Concatenating Strings and Templating

When dealing with strings in JavaScript, it is very common to need some form of concatenation along the way. Before ES6 we were concatenating string with the + operator:

/* eslint-disable */
var first = 'hello';
var last = 'world';
var msg = 'I said, "' + first + ' ' + last + '" to the crowd.';

Modern techniques give us something called, “template literals”, which let us concatenate strings in a much more straightforward manner utilizing the back tick and some basic templating:

const first = 'hello';
const last = 'world';
const msg = `I said, "${first} ${last}," to the crowd.`;

Destructuring Arrays and Objects

Destructuring is a JavaScript technique that allows you to easily assign values and properties from arrays and objects into specific variables. This direct mapping affords an easy way to access data from objects and arrays in a more convenient syntax.

The old way:

const arr = [1, 2, 3, 4];
const a = arr[0];
const b = arr[1];
const c = arr[2];
const d = arr[3];

The new way:

const [a, b, c, d] = [1, 2, 3, 4];
console.log(a); // 1
console.log(b); // 2
console.log(c); // 3
console.log(d); // 4

Use destructuring whenever possible to slim down your code and improve overall readability.

Componentizing Your Code

Keeping different bits of functionality in your code reasonably separated is important to building and maintaining a scalable system over time. In the past we’ve had to accomplish this with our build systems leaning on concatenation as an abstraction layer to the project. Modern JavaScript techniques allow us to utilize import statements to break apart and reassemble your code into consumable chunks.

When you’re building your project, be sure to lean on imports to wire your application together. As of right now, we do still need a build system to process the code so it can be consumed by a browser, but using this modern technique will make sure our code is well structured as the project ages. You can also use import statements to load parts of an external library you may need for any given component. The code below will give you an example:

// Only loading in the map method from lodash, because that's all we need!
import map from 'lodash/map';

This also allows you to build one component and import it into another.

It’s also worth noting that named exports can be imported by wrapping the exported function within curly braces:

import { example } from 'example/lib';

This is only possible if the exported component is a named export like so:

export const example = 66;


When creating your own modules be sure to think about how it should be used by others. Luckily ES6 modules makes this a simple task.

There are many ways you can export a module, but typically exposing specific functions and/or data structures through an ES6 module is the preferred way.

// datastructure.js
// private variable to the module
const data = {};

// private function to the module
const process = (value) => {
	// complex logic
	return value;

// the two functions below are public
export const getData = (field) => {
	return process(data[field]);

export const addData = (field, value) => {
	data[field] = value;

In the module above only two functions are being exposed, everything else is private to the module, therefore this module can be used as following.

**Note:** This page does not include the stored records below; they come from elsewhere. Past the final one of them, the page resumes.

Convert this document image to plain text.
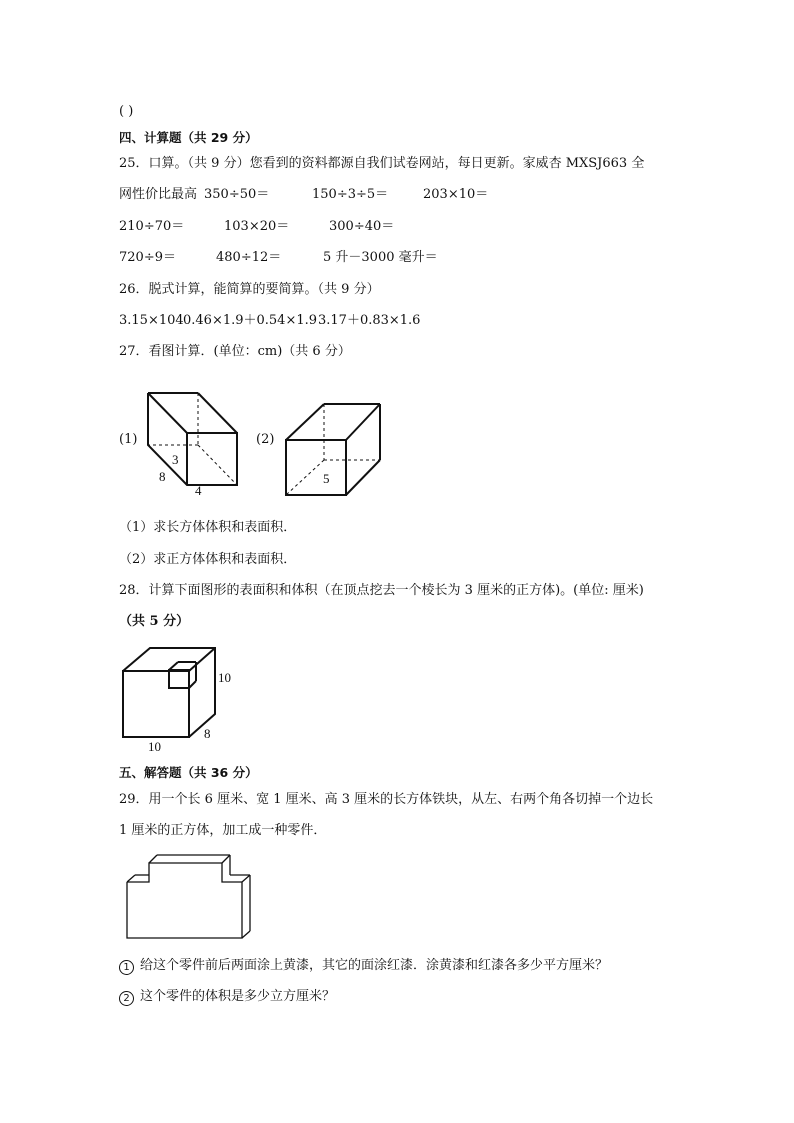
( )
四、计算题（共 29 分）
25．口算。（共 9 分）您看到的资料都源自我们试卷网站，每日更新。家威杏 MXSJ663 全
网性价比最高 350÷50＝	150÷3÷5＝	203×10＝
210÷70＝	103×20＝	300÷40＝
720÷9＝	480÷12＝	5 升－3000 毫升＝
26．脱式计算，能简算的要简算。（共 9 分）
3.15×104 0.46×1.9＋0.54×1.9 3.17＋0.83×1.6
27．看图计算．(单位：cm)（共 6 分）
(1)
3
8
4
(2)
5
（1）求长方体体积和表面积．
（2）求正方体体积和表面积．
28．计算下面图形的表面积和体积（在顶点挖去一个棱长为 3 厘米的正方体)。(单位: 厘米)
（共 5 分）
10
10
8
五、解答题（共 36 分）
29．用一个长 6 厘米、宽 1 厘米、高 3 厘米的长方体铁块，从左、右两个角各切掉一个边长
1 厘米的正方体，加工成一种零件．
1 给这个零件前后两面涂上黄漆，其它的面涂红漆．涂黄漆和红漆各多少平方厘米？
2 这个零件的体积是多少立方厘米？
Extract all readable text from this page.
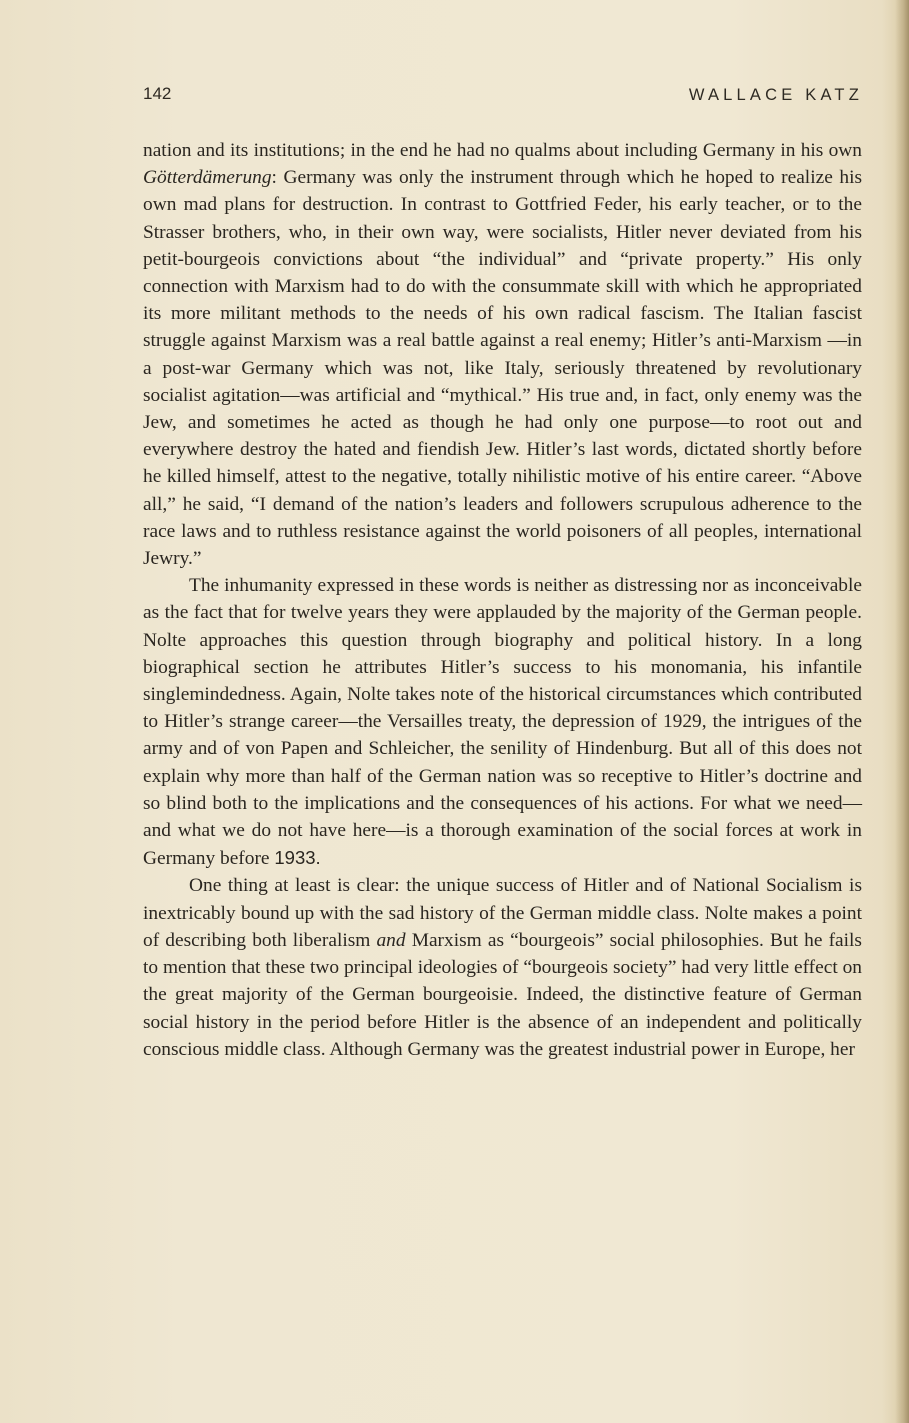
142	WALLACE KATZ

nation and its institutions; in the end he had no qualms about including Germany in his own Götterdämerung: Germany was only the instrument through which he hoped to realize his own mad plans for destruction. In contrast to Gottfried Feder, his early teacher, or to the Strasser brothers, who, in their own way, were socialists, Hitler never deviated from his petit-bourgeois convictions about “the individual” and “private property.” His only connection with Marxism had to do with the consummate skill with which he appropriated its more militant methods to the needs of his own radical fascism. The Italian fascist struggle against Marxism was a real battle against a real enemy; Hitler’s anti-Marxism —in a post-war Germany which was not, like Italy, seriously threatened by revolutionary socialist agitation—was artificial and “mythical.” His true and, in fact, only enemy was the Jew, and sometimes he acted as though he had only one purpose—to root out and everywhere destroy the hated and fiendish Jew. Hitler’s last words, dictated shortly before he killed himself, attest to the negative, totally nihilistic motive of his entire career. “Above all,” he said, “I demand of the nation’s leaders and followers scrupulous adherence to the race laws and to ruthless resistance against the world poisoners of all peoples, international Jewry.”

The inhumanity expressed in these words is neither as distressing nor as inconceivable as the fact that for twelve years they were applauded by the majority of the German people. Nolte approaches this question through biography and political history. In a long biographical section he attributes Hitler’s success to his monomania, his infantile singlemindedness. Again, Nolte takes note of the historical circumstances which contributed to Hitler’s strange career—the Versailles treaty, the depression of 1929, the intrigues of the army and of von Papen and Schleicher, the senility of Hindenburg. But all of this does not explain why more than half of the German nation was so receptive to Hitler’s doctrine and so blind both to the implications and the consequences of his actions. For what we need—and what we do not have here—is a thorough examination of the social forces at work in Germany before 1933.

One thing at least is clear: the unique success of Hitler and of National Socialism is inextricably bound up with the sad history of the German middle class. Nolte makes a point of describing both liberalism and Marxism as “bourgeois” social philosophies. But he fails to mention that these two principal ideologies of “bourgeois society” had very little effect on the great majority of the German bourgeoisie. Indeed, the distinctive feature of German social history in the period before Hitler is the absence of an independent and politically conscious middle class. Although Germany was the greatest industrial power in Europe, her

import { addData, getData } from './datastructure';

addData('key', 'myvalue');

const value = getData('key');

Avoid using classes unless there’s a good reason to. Consider the following example:

import Module from './mymodule';
/* Module is a ES6 class */
new Module('.element-selector', {
	/* options */
	onEvent1: () => {},
	onEvent2: () => {},

A good indicator that you don’t need classes is when you don’t need the instance of that class. For this reason our eslint config has the no-new rule enabled. The code sample below provides a better alternative.

// Option 1: still using classes but with a better design
import Module from './mymodule';

const module1 = new Module('.element-selector', {
	/* options */
module1.addEventListener('onEvent1', () => {});
module1.addEventListener('onEvent2', () => {});

The example above changes the design of the module API a bit and assumes multiple and separate instance of the module are desired. However, sometimes that might not even be necessary. If all you need is to abstract some complex logic and accept a couple of parameter, exposing a factory/init function is all you need.

// Option 2: not using classes
import module from './mymodule';

module('.element-selector', {
	/* options */

Don’t Pollute the Window Object

Adding methods or properties to the window object or the global namespace should be done carefully. window object pollution can result in collisions with other scripts. If you need to expose data to the rest of your application, you should first consider using some sort of state management. Sometimes however, exposing methods or properties to the window global is necessary and when doing so wrap your code in closures and expose methods and properties to window with caution.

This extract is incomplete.